Uma vez que a pesquisa não traz elementos que expliquem tal mudança de comportamento, só se pode especular sobre as suas causas. O principal suspeito é, como quase sempre, a televisão -a um só tempo sintoma e agente multiplicador das novas ideias em circulação.
Ao longo da última década, proliferaram os programas nos quais especialistas secundados por mulheres bonitas (ou vice-versa) respondiam a dúvidas dos telespectadores sobre a sexualidade, que era invariavelmente apresentada sob um prisma higiênico: fazer sexo, desde que devidamente protegido pela doravante indefectível barreira de látex, é bom para a saúde física e mental.
Exceto por duas ou três categorias que permanecem tabu, como a pedofilia e o estupro, todas as modalidades de sexo são retratadas como normais e aceitáveis. No discurso do "establishment", a moral sexual saiu da alçada dos padres para ser decidida pelos médicos ou, nos casos extremos, pelo juiz.
Estamos decerto melhor agora do que antes. E isso é especialmente verdade para mulheres, homossexuais e entusiastas de práticas que não eram muito bem vistas pelos catecismos dos religiosos.
Não dá, entretanto, para imaginar que essa naturalização do discurso sexual ocorra sem consequências. Como mostra muito bem o jornalista e escritor francês Jean-Claude Guillebaud em seu "A Tirania do Prazer", a transformação do sexo em "função orgânica" também converte o prazer numa espécie de obrigação.

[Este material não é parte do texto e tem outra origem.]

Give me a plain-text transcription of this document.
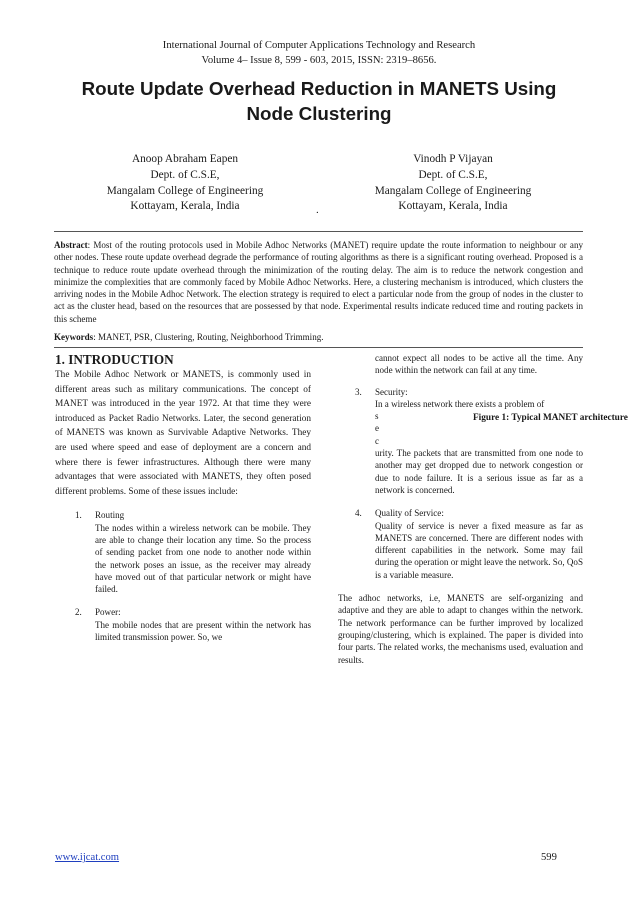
International Journal of Computer Applications Technology and Research
Volume 4– Issue 8, 599 - 603, 2015, ISSN: 2319–8656.
Route Update Overhead Reduction in MANETS Using
Node Clustering
Anoop Abraham Eapen
Dept. of C.S.E,
Mangalam College of Engineering
Kottayam, Kerala, India
Vinodh P Vijayan
Dept. of C.S.E,
Mangalam College of Engineering
Kottayam, Kerala, India
.
Abstract: Most of the routing protocols used in Mobile Adhoc Networks (MANET) require update the route information to neighbour or any other nodes. These route update overhead degrade the performance of routing algorithms as there is a significant routing overhead. Proposed is a technique to reduce route update overhead through the minimization of the routing delay. The aim is to reduce the network congestion and minimize the complexities that are commonly faced by Mobile Adhoc Networks. Here, a clustering mechanism is introduced, which clusters the arriving nodes in the Mobile Adhoc Network. The election strategy is required to elect a particular node from the group of nodes in the cluster to act as the cluster head, based on the resources that are possessed by that node. Experimental results indicate reduced time and routing packets in this scheme
Keywords: MANET, PSR, Clustering, Routing, Neighborhood Trimming.
1. INTRODUCTION

The Mobile Adhoc Network or MANETS, is commonly used in different areas such as military communications. The concept of MANET was introduced in the year 1972. At that time they were introduced as Packet Radio Networks. Later, the second generation of MANETS was known as Survivable Adaptive Networks. They are used where speed and ease of deployment are a concern and where there is fewer infrastructures. Although there were many advantages that were associated with MANETS, they often posed different problems. Some of these issues include:

1. Routing
The nodes within a wireless network can be mobile. They are able to change their location any time. So the process of sending packet from one node to another node within the network poses an issue, as the receiver may already have moved out of that particular network or might have failed.
2. Power:
The mobile nodes that are present within the network has limited transmission power. So, we
cannot expect all nodes to be active all the time. Any node within the network can fail at any time.
3. Security:
In a wireless network there exists a problem of
s
e
c
urity. The packets that are transmitted from one node to another may get dropped due to network congestion or due to node failure. It is a serious issue as far as a network is concerned.
4. Quality of Service:
Quality of service is never a fixed measure as far as MANETS are concerned. There are different nodes with different capabilities in the network. Some may fail during the operation or might leave the network. So, QoS is a variable measure.
The adhoc networks, i.e, MANETS are self-organizing and adaptive and they are able to adapt to changes within the network. The network performance can be further improved by localized grouping/clustering, which is explained. The paper is divided into four parts. The related works, the mechanisms used, evaluation and results.
Figure 1: Typical MANET architecture
www.ijcat.com	599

Essa "corveia" sexual, para empregar o termo de Guillebaud, quando colocada em paralelo com o caráter quantificante das sociedades de mercado, transforma a performance na medida de todas as coisas.
Essa chave interpretativa ajuda a explicar vários aspectos da pesquisa. Um bom exemplo é o salto de 15% para 41% na fatia dos que alegam que suas relações sexuais duram entre 30 minutos e uma hora. Outro é o aumento de 18 pontos percentuais na proporção dos que afirmam sempre atingir o orgasmo, em que pese a grande diferença observada nas declarações de homens (76%) e mulheres (39%)nesse quesito.
O problema com essa excessiva medicalização do sexo é que ela esconde a importância antropológica de uma moral sexual, qualquer que seja o seu conteúdo. Desde que o ser humano no curso de sua evolução abandonou o ciclo biológico do cio, a cultura substituiu a fisiologia na regulação do sexo. E é no mínimo irrealista imaginar que possamos viver com pouco ou nenhum tipo de limite.